The Historical Original design of the Alabama Coat of Arms was made in 1923 by B. J. Tieman From New York, an authority on heraldry, at the request of Marie Bankhead Owen, Director of the Department of Archives and History. A few years later Naomi Rabb Winston, Washington, DC, painted the completed design in oil. Mrs. Owen selected the motto which was put into Latin by Professor W.B. Saffold, of the University of Alabama. Coat of Arms of Alabama State was through the influence of Juliet Perry Dixon, wife of Governor Dixon, that official action was taken by the legislature.

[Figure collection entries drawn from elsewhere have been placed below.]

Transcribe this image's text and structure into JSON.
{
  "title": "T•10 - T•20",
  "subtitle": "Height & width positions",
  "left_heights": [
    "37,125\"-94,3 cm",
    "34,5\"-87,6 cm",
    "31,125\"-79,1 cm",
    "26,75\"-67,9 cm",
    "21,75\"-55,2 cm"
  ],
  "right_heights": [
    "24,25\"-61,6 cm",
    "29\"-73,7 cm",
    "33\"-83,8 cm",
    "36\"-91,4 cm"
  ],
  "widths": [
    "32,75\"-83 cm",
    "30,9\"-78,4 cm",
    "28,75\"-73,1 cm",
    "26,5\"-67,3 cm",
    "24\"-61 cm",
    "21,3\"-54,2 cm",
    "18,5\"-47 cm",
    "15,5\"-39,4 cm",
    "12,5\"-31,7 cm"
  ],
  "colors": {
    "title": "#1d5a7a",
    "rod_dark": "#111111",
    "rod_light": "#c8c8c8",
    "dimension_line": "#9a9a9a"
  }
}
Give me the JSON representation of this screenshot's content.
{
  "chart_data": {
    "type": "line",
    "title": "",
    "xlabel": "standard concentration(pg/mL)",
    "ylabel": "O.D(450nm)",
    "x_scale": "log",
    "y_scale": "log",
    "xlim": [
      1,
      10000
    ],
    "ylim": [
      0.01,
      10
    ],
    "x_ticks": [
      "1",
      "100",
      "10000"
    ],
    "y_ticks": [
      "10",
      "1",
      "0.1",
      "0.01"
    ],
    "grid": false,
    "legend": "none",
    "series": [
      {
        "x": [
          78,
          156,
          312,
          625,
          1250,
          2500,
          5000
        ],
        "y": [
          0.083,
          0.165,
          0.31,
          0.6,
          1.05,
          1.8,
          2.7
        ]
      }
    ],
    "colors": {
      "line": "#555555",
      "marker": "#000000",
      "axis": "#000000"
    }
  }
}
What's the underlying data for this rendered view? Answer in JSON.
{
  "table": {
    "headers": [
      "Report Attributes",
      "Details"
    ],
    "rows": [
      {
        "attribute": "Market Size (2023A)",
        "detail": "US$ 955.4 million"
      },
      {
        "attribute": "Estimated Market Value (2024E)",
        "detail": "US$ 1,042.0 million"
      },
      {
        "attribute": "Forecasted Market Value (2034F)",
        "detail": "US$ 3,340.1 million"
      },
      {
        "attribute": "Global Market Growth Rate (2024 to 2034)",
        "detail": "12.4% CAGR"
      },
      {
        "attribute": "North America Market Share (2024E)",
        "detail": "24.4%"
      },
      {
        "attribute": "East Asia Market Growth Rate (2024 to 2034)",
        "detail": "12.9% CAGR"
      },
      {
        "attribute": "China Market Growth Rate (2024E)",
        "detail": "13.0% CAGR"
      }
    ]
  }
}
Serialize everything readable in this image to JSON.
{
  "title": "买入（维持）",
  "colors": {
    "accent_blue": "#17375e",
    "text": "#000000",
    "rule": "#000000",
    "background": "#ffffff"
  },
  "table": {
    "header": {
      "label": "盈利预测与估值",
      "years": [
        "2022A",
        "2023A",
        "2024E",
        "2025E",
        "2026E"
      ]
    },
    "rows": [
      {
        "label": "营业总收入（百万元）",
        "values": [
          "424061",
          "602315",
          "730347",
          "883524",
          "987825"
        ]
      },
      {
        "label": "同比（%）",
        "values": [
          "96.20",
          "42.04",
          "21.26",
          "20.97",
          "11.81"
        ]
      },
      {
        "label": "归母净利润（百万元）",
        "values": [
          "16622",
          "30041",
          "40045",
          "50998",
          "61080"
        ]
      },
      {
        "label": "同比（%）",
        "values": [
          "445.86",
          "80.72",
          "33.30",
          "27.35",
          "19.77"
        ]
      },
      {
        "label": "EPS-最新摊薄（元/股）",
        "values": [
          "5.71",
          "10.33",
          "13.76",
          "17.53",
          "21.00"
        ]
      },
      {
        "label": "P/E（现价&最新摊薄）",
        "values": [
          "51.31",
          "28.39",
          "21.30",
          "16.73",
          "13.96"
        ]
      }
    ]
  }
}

Coat of Arms of the State of Alabama:
Adopted: March 14, 1939
Crest: A representation of the French colonial ship Badine facing to the sinister proper
Torse: Argent and Gules
Blazon: Three yellow Fleurs-de-lis on a blue background, representing France in the upper left quarter, the royal standard of Castile and León in the upper right quarter, representing Spain, ten stars on a white-fimbriated blue saltire on a red background representing the Confederacy at lower right, the Union Jack representing the United Kingdom at lower left, and in the center an inescutcheon of thirteen red and white vertical stripes below a blue chief, representing the Union.